Letters to The Atlantic Monthly
In my last post, I encouraged you to write to The Atlantic Monthly Magazine after getting your hands on a copy of the Sept. 2007 issue. The email address is letters@theatlantic.com. In the meantime, I thought I would share with you both my letter as well as that of my friend and activist extraordinaire (and letter-writing machine), Patti Breitman.
Written by Patti Breitman:
I was simultaneously delighted and discouraged by Hard to Swallow by B.R. Myers. Delighted to read the truth about how animals are raised for food and how food writers, Michael Pollan in particular, but not alone, ignore the moral component when focusing on the taste of animal flesh. Discouraged to realize through my tears as I read, that it is so rare to see anything in the media about the cruelty involved in breeding, confining, and slaughtering animals to satisfy human habits. Thank you for printing this much neglected point of view. There is a reason that class trips are never to slaughterhouses or factory farms, and a reason that only vegetarians are willing to bear witness to the horrors perpetuated by the billions each year. I am indebted to B. R. Myers for pointing out how "foodies" make light of and a living from the suffering of other living beings.
Written by Me (Colleen Patrick-Goudreau):
I cannot thank you enough for publishing B.R. Myers' wonderful article ("Hard to Swallow") in your September 2007 issue. It is a powerful truth-telling piece that finally sheds light on the spurious claims and specious arguments of Michael Pollan and other "excuse-itarians," whose romantic depictions of something so ugly belies a pathological denial of reality. I've been writing about this for years, likening the public's response to his justifications for eating meat to Hans Christian Anderson's fable, The Emperor's New Clothes. In Anderson's morality tale, it takes a child to say what everyone knows is true but nobody would admit. The child's declaration that the emperor is wearing no clothes at all makes the public feel as duped as the emperor feels naked. Myers is the child in our own very real morality tale and skillfully reveals the gaping holes in Pollan's logic and the troublesome degree to which Pollan makes poetry out of pig slaughter. I have been waiting for a very long time for just one reviewer to take Pollan to task, and I am very grateful to Myers for doing so.
Written by Patti Breitman:
I was simultaneously delighted and discouraged by Hard to Swallow by B.R. Myers. Delighted to read the truth about how animals are raised for food and how food writers, Michael Pollan in particular, but not alone, ignore the moral component when focusing on the taste of animal flesh. Discouraged to realize through my tears as I read, that it is so rare to see anything in the media about the cruelty involved in breeding, confining, and slaughtering animals to satisfy human habits. Thank you for printing this much neglected point of view. There is a reason that class trips are never to slaughterhouses or factory farms, and a reason that only vegetarians are willing to bear witness to the horrors perpetuated by the billions each year. I am indebted to B. R. Myers for pointing out how "foodies" make light of and a living from the suffering of other living beings.

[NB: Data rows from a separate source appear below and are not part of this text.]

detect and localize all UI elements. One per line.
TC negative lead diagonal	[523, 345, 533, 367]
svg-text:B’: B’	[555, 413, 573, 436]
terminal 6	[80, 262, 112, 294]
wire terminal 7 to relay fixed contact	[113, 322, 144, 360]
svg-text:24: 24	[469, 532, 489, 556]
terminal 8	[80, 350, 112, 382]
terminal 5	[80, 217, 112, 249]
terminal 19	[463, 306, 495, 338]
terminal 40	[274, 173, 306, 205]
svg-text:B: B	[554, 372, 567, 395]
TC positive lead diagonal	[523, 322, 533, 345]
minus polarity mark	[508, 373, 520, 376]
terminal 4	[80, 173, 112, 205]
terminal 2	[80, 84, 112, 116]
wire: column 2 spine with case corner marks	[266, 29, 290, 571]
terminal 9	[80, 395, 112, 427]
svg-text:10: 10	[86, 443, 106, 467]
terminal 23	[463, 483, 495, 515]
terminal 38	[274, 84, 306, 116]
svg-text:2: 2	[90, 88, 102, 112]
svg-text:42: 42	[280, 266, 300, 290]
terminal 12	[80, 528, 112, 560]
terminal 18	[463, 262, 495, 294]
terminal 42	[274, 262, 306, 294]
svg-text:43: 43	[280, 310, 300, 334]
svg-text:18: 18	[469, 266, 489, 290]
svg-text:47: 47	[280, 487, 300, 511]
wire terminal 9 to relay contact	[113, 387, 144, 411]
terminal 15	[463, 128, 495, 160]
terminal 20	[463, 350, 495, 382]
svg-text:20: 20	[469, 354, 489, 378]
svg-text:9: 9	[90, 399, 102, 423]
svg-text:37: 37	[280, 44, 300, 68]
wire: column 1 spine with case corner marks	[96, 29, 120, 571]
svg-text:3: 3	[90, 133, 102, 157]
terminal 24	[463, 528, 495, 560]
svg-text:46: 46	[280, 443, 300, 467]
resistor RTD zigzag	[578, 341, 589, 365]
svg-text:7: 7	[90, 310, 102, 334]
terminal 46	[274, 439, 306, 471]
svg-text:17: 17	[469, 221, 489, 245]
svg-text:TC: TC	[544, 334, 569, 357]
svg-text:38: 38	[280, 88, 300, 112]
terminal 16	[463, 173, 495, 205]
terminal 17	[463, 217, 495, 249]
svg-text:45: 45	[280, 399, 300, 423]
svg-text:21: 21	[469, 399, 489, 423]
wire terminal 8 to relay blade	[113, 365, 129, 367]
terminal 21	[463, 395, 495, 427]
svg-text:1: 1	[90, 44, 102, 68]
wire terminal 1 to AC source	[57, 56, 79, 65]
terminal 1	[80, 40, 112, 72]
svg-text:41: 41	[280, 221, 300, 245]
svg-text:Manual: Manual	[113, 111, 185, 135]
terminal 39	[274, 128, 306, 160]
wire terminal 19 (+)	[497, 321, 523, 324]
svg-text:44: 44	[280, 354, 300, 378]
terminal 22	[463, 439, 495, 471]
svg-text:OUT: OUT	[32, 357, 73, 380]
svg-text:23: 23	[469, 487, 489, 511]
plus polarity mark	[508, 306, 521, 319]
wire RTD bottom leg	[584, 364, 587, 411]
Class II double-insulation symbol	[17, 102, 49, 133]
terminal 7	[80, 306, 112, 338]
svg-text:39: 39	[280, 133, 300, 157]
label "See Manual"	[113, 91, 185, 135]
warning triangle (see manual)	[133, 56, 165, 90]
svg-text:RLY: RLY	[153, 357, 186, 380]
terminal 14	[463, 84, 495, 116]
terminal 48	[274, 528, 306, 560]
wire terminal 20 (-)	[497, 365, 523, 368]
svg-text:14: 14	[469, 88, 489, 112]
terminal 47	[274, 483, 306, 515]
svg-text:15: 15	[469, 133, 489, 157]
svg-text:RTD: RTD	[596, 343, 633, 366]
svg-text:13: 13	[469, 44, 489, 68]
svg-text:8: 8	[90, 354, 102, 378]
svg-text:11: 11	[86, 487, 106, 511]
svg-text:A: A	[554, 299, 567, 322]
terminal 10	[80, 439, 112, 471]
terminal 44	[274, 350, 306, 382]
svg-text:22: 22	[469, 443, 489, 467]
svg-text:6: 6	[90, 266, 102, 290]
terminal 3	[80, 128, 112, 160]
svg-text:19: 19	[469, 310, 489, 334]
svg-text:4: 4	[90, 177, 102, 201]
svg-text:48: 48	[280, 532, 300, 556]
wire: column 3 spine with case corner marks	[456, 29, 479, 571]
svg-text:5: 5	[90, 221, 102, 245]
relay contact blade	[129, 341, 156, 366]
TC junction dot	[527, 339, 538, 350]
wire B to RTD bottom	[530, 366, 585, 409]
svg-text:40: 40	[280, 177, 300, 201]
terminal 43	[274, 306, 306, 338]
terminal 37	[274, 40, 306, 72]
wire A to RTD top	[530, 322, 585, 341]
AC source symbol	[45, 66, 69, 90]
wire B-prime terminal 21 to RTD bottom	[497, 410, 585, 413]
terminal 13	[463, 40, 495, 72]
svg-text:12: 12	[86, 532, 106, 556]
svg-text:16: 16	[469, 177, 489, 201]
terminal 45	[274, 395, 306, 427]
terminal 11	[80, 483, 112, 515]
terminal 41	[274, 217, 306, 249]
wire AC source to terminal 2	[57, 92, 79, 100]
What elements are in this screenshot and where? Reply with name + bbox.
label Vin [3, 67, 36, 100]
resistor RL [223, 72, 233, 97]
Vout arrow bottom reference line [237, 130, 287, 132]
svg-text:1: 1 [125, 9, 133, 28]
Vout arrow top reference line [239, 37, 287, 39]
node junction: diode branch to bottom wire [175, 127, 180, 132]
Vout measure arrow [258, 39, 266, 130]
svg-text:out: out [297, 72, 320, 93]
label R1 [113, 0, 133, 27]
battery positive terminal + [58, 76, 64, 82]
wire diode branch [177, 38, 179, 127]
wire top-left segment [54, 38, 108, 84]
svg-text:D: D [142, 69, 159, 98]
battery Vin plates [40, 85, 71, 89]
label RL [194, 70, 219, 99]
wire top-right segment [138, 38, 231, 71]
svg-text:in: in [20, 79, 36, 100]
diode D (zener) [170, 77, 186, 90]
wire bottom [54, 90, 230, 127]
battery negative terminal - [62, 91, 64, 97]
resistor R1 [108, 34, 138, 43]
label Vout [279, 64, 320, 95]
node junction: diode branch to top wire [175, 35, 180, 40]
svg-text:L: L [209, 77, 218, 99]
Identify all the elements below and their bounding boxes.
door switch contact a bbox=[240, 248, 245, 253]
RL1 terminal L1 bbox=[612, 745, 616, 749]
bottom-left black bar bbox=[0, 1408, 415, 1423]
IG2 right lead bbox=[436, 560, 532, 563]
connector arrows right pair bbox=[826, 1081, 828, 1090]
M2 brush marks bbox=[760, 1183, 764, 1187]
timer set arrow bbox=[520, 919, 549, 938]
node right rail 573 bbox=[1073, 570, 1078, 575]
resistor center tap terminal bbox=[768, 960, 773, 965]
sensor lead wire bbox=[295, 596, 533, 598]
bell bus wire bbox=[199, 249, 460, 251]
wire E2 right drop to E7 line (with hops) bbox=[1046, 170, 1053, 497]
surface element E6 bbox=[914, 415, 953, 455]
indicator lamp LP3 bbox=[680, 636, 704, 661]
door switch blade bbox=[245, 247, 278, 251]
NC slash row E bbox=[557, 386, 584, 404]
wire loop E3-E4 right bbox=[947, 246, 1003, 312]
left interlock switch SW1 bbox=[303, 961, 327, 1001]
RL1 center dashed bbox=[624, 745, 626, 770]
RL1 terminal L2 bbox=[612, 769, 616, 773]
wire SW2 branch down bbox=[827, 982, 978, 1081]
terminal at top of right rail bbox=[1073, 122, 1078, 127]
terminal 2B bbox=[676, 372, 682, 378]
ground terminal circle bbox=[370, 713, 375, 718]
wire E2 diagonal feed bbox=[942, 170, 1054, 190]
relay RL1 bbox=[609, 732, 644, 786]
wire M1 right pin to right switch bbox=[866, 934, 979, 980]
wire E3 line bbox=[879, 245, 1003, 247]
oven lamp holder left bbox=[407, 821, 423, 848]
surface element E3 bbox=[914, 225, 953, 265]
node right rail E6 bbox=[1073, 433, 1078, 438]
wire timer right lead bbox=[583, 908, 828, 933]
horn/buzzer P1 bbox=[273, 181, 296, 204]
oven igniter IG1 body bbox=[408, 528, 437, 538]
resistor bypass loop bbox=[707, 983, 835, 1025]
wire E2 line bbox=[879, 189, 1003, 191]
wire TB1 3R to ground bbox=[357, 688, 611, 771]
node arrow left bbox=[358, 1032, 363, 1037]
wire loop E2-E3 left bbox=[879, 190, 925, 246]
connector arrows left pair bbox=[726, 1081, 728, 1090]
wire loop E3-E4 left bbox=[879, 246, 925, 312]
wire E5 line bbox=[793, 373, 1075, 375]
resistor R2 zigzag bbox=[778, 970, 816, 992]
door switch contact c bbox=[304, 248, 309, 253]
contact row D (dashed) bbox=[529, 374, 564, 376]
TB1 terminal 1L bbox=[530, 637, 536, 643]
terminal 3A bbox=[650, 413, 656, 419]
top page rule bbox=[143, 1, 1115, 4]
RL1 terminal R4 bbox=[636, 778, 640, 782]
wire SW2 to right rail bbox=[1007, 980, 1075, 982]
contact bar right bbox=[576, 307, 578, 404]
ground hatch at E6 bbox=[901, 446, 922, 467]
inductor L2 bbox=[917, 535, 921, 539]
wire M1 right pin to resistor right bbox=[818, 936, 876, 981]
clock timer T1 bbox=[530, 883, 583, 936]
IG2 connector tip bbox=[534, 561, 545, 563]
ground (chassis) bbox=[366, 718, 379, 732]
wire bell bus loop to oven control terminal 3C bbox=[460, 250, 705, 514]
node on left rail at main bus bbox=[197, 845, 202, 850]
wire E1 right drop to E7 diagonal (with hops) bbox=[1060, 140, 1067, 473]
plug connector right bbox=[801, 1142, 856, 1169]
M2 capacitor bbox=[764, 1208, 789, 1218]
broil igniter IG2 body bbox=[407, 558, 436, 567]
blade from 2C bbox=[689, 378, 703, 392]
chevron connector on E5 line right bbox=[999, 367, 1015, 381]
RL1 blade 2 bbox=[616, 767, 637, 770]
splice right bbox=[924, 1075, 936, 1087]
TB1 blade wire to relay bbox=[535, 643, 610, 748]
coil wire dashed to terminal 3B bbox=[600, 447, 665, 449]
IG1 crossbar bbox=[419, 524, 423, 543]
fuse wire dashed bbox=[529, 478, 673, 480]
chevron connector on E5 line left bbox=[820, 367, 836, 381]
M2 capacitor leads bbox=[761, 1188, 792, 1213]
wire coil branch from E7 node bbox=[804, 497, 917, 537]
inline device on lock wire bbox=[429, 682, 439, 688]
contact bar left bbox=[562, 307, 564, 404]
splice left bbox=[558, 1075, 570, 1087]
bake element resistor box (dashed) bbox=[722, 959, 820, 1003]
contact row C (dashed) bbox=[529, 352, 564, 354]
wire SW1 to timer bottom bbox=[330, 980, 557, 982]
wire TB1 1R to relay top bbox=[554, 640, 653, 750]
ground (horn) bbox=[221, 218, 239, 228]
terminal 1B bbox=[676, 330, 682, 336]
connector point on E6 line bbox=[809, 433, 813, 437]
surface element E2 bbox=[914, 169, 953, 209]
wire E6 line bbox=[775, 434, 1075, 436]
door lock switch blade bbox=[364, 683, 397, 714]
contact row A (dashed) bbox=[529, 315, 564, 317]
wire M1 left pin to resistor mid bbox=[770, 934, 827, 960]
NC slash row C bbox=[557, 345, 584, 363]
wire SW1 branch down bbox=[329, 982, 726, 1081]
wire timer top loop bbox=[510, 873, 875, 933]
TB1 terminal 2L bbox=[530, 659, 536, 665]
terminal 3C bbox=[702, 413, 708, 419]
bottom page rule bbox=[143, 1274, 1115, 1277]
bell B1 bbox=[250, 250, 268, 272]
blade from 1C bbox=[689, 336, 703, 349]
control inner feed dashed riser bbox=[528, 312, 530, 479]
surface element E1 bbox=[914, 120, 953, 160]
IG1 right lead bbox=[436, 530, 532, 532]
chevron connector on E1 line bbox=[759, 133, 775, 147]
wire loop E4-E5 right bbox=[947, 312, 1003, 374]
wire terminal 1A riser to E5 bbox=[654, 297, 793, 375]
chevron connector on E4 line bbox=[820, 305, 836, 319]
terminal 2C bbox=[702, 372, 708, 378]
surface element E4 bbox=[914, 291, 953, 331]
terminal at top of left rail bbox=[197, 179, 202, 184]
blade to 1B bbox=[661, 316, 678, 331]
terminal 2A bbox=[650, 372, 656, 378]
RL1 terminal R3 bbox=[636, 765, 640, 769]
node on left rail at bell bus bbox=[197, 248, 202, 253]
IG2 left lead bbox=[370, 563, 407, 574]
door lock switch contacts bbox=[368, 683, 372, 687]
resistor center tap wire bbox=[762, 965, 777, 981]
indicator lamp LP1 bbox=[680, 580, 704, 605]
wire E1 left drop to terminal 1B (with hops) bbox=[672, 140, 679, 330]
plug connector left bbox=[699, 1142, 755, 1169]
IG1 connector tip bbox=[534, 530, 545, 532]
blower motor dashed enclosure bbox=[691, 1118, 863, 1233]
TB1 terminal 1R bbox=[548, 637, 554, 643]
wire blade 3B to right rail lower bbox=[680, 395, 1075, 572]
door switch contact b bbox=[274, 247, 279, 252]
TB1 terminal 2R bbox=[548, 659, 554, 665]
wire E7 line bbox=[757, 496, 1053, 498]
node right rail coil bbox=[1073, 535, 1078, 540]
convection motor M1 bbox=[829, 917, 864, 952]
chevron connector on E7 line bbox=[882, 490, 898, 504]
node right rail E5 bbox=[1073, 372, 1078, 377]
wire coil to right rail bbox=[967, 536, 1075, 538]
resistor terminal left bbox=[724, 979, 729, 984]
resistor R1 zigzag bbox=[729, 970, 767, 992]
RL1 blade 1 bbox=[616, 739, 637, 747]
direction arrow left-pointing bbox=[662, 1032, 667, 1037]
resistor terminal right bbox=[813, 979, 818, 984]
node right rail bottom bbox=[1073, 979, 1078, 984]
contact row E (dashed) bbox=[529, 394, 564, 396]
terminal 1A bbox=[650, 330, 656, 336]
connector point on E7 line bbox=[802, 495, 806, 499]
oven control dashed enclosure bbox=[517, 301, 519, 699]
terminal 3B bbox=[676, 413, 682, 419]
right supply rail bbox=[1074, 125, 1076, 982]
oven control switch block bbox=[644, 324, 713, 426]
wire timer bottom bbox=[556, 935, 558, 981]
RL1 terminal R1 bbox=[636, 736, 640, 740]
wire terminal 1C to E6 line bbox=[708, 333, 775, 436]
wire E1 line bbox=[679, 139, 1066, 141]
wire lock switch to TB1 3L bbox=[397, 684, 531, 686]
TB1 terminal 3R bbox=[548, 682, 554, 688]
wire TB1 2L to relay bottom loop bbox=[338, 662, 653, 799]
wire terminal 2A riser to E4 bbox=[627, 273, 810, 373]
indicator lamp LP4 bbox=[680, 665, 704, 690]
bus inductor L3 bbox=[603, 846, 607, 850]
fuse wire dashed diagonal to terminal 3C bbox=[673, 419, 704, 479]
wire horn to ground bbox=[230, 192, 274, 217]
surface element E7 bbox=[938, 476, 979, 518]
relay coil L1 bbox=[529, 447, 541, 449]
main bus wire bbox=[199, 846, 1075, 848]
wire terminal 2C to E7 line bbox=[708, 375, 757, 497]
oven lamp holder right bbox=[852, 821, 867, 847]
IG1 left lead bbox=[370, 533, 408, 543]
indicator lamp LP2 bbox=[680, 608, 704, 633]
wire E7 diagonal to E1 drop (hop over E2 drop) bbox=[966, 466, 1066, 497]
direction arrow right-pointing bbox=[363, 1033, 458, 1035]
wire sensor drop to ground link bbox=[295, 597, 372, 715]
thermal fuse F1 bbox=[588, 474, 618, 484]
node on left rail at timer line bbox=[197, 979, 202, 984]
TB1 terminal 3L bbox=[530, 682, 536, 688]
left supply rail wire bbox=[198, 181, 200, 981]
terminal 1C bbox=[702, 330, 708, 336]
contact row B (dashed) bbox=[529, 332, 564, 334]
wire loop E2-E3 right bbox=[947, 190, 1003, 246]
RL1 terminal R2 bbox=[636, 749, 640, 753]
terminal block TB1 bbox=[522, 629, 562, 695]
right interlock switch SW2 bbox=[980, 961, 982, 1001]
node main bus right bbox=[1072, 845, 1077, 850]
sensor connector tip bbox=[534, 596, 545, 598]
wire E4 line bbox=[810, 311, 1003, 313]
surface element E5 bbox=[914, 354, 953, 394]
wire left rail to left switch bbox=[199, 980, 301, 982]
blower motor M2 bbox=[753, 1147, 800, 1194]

Written by Me (Colleen Patrick-Goudreau):
I cannot thank you enough for publishing B.R. Myers' wonderful article ("Hard to Swallow") in your September 2007 issue. It is a powerful truth-telling piece that finally sheds light on the spurious claims and specious arguments of Michael Pollan and other "excuse-itarians," whose romantic depictions of something so ugly belies a pathological denial of reality. I've been writing about this for years, likening the public's response to his justifications for eating meat to Hans Christian Anderson's fable, The Emperor's New Clothes. In Anderson's morality tale, it takes a child to say what everyone knows is true but nobody would admit. The child's declaration that the emperor is wearing no clothes at all makes the public feel as duped as the emperor feels naked. Myers is the child in our own very real morality tale and skillfully reveals the gaping holes in Pollan's logic and the troublesome degree to which Pollan makes poetry out of pig slaughter. I have been waiting for a very long time for just one reviewer to take Pollan to task, and I am very grateful to Myers for doing so.
Labels: atlantic monthly, foodies, humane meat, michael pollan, organic, sustainable meat, vegan


2 Comments:
At 3:29 PM ,
Oboe-Wan said...
I wish I could be as articulate as the two of you! Great letters. Thanks for speaking on the behalf of many of us who didn't get around to any of this in a timely manner.
At 10:21 AM ,
greentangle said...
Hello Colleen, Just found your blog while Googling the speakers at an upcoming event I'm considering attending. My nature/environmental bookclub is going to read Pollan's book next month but I'm passing because I know I'd get too heated with them. I had some comments on The Omnivore's Disdain on my own blog last week.